Good trees with good autumn colour
Autumn colours have not been much this year until this week and, voila, what’s left on trees and shrubs has been the usual riot. But not the Fothergilla gardenii. It’s normally a neon gold and orange but it’s stuck in its yellow phase at the moment.
The Acer griseum (Paperbark maple) is turning the most sensual soft red quite unlike anything else in the garden. I love this tree: it has exfoliating bark which is always a bonus. But the bark colour is of cinnamon-chocolate and it’s positioned very close to the house so I can lap it up on a daily basis. It’s a a pretty little tree, not very much used, though I’m trying to rectify that. Research this tree you will love it.
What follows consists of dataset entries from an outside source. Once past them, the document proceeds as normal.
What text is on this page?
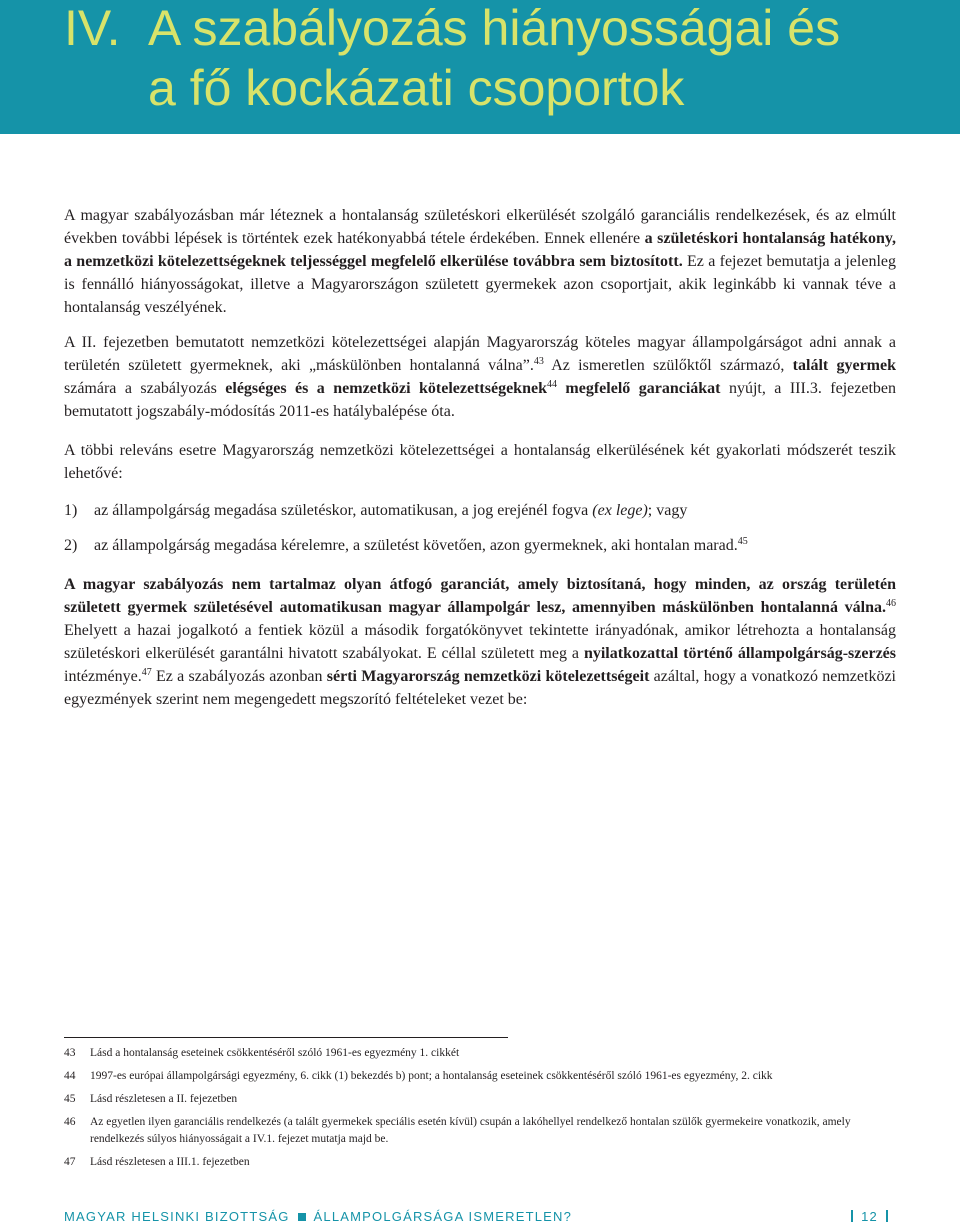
IV. A szabályozás hiányosságai és
a fő kockázati csoportok

A magyar szabályozásban már léteznek a hontalanság születéskori elkerülését szolgáló garanciális rendelkezések, és az elmúlt években további lépések is történtek ezek hatékonyabbá tétele érdekében. Ennek ellenére a születéskori hontalanság hatékony, a nemzetközi kötelezettségeknek teljességgel megfelelő elkerülése továbbra sem biztosított. Ez a fejezet bemutatja a jelenleg is fennálló hiányosságokat, illetve a Magyarországon született gyermekek azon csoportjait, akik leginkább ki vannak téve a hontalanság veszélyének.

A II. fejezetben bemutatott nemzetközi kötelezettségei alapján Magyarország köteles magyar állampolgárságot adni annak a területén született gyermeknek, aki „máskülönben hontalanná válna”.$^{43}$ Az ismeretlen szülőktől származó, talált gyermek számára a szabályozás elégséges és a nemzetközi kötelezettségeknek$^{44}$ megfelelő garanciákat nyújt, a III.3. fejezetben bemutatott jogszabály-módosítás 2011-es hatálybalépése óta.

A többi releváns esetre Magyarország nemzetközi kötelezettségei a hontalanság elkerülésének két gyakorlati módszerét teszik lehetővé:

1)	az állampolgárság megadása születéskor, automatikusan, a jog erejénél fogva (ex lege); vagy
2)	az állampolgárság megadása kérelemre, a születést követően, azon gyermeknek, aki hontalan marad.$^{45}$

A magyar szabályozás nem tartalmaz olyan átfogó garanciát, amely biztosítaná, hogy minden, az ország területén született gyermek születésével automatikusan magyar állampolgár lesz, amennyiben máskülönben hontalanná válna.$^{46}$ Ehelyett a hazai jogalkotó a fentiek közül a második forgatókönyvet tekintette irányadónak, amikor létrehozta a hontalanság születéskori elkerülését garantálni hivatott szabályokat. E céllal született meg a nyilatkozattal történő állampolgárság-szerzés intézménye.$^{47}$ Ez a szabályozás azonban sérti Magyarország nemzetközi kötelezettségeit azáltal, hogy a vonatkozó nemzetközi egyezmények szerint nem megengedett megszorító feltételeket vezet be:

43	Lásd a hontalanság eseteinek csökkentéséről szóló 1961-es egyezmény 1. cikkét
44	1997-es európai állampolgársági egyezmény, 6. cikk (1) bekezdés b) pont; a hontalanság eseteinek csökkentéséről szóló 1961-es egyezmény, 2. cikk
45	Lásd részletesen a II. fejezetben
46	Az egyetlen ilyen garanciális rendelkezés (a talált gyermekek speciális esetén kívül) csupán a lakóhellyel rendelkező hontalan szülők gyermekeire vonatkozik, amely rendelkezés súlyos hiányosságait a IV.1. fejezet mutatja majd be.
47	Lásd részletesen a III.1. fejezetben
MAGYAR HELSINKI BIZOTTSÁG ÁLLAMPOLGÁRSÁGA ISMERETLEN?	12
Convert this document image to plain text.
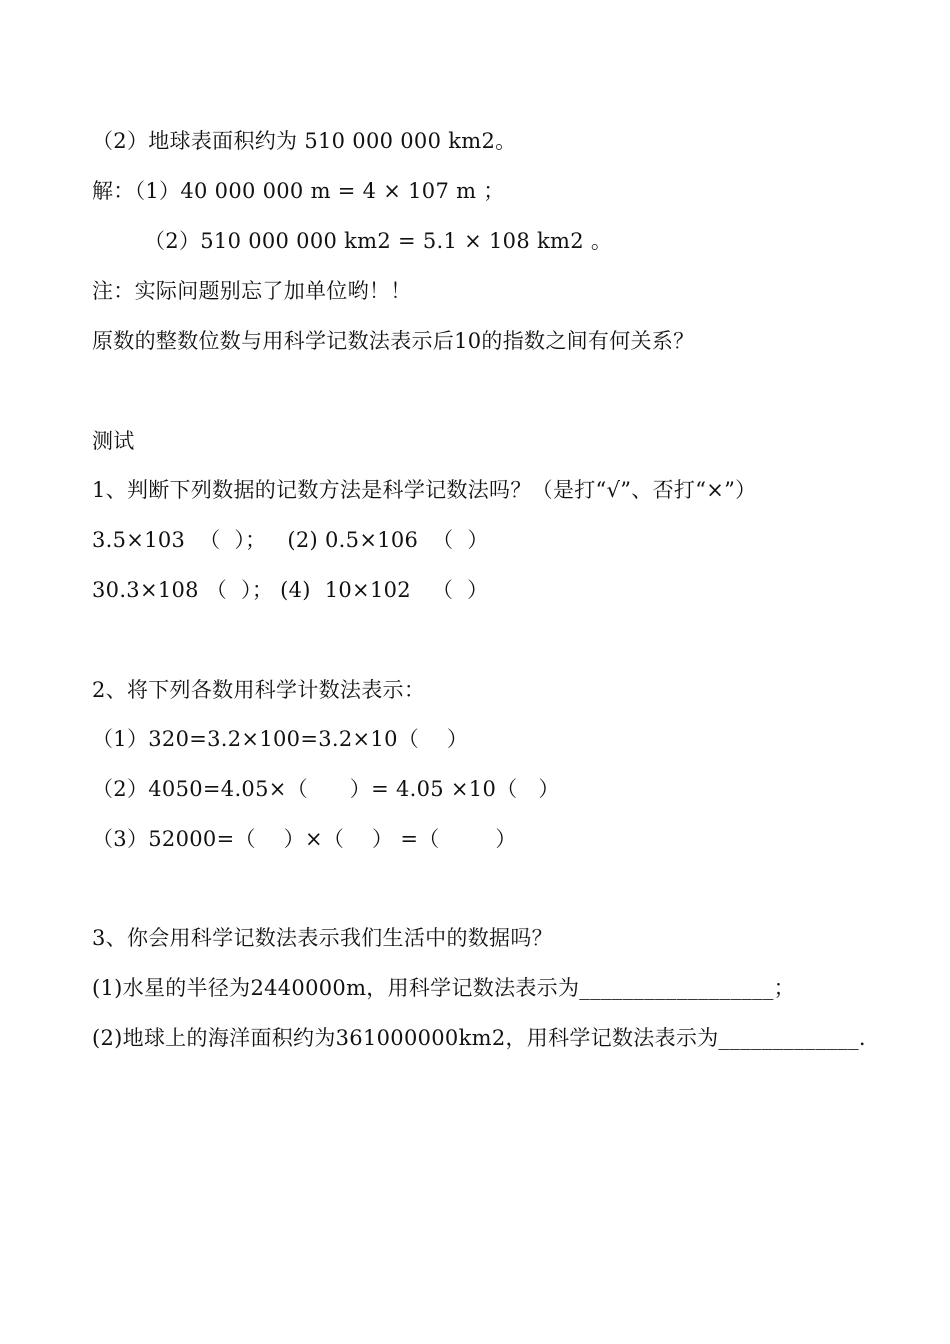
（2）地球表面积约为 510 000 000 km2。
解：（1）40 000 000 m = 4 × 107 m ；
（2）510 000 000 km2 = 5.1 × 108 km2 。
注：实际问题别忘了加单位哟！！
原数的整数位数与用科学记数法表示后10的指数之间有何关系？
测试
1、判断下列数据的记数方法是科学记数法吗？（是打“√”、否打“×”）
3.5×103  （  ）；   (2) 0.5×106  （  ）
30.3×108 （  ）； (4)  10×102   （  ）
2、将下列各数用科学计数法表示：
（1）320=3.2×100=3.2×10（    ）
（2）4050=4.05×（      ）= 4.05 ×10（   ）
（3）52000=（    ）×（    ） =（        ）
3、你会用科学记数法表示我们生活中的数据吗？
(1)水星的半径为2440000m，用科学记数法表示为__________________；
(2)地球上的海洋面积约为361000000km2，用科学记数法表示为_____________.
Another good tree for colour is Oxydendron or sourwood, a small tree native to the Carolinian forest which we are on the cusp of here. All the native trees are all doing well. The Kentucky Coffee tree will be spectacular in a few years. It grows straight as a die and then branches out with amazing foot long leaves that look like ancient ferns. In winter it looks like a dead stick but I don’t care.
I mentioned Chinonanthus virginiana (another Carolinian native) in an earlier blog (#8) and it turned a soft golden orange. It’s one tree I plant to bring closer to the house for easier viewing. A lot of heft is going to be needed if the plans I’m making now actually go through in the spring.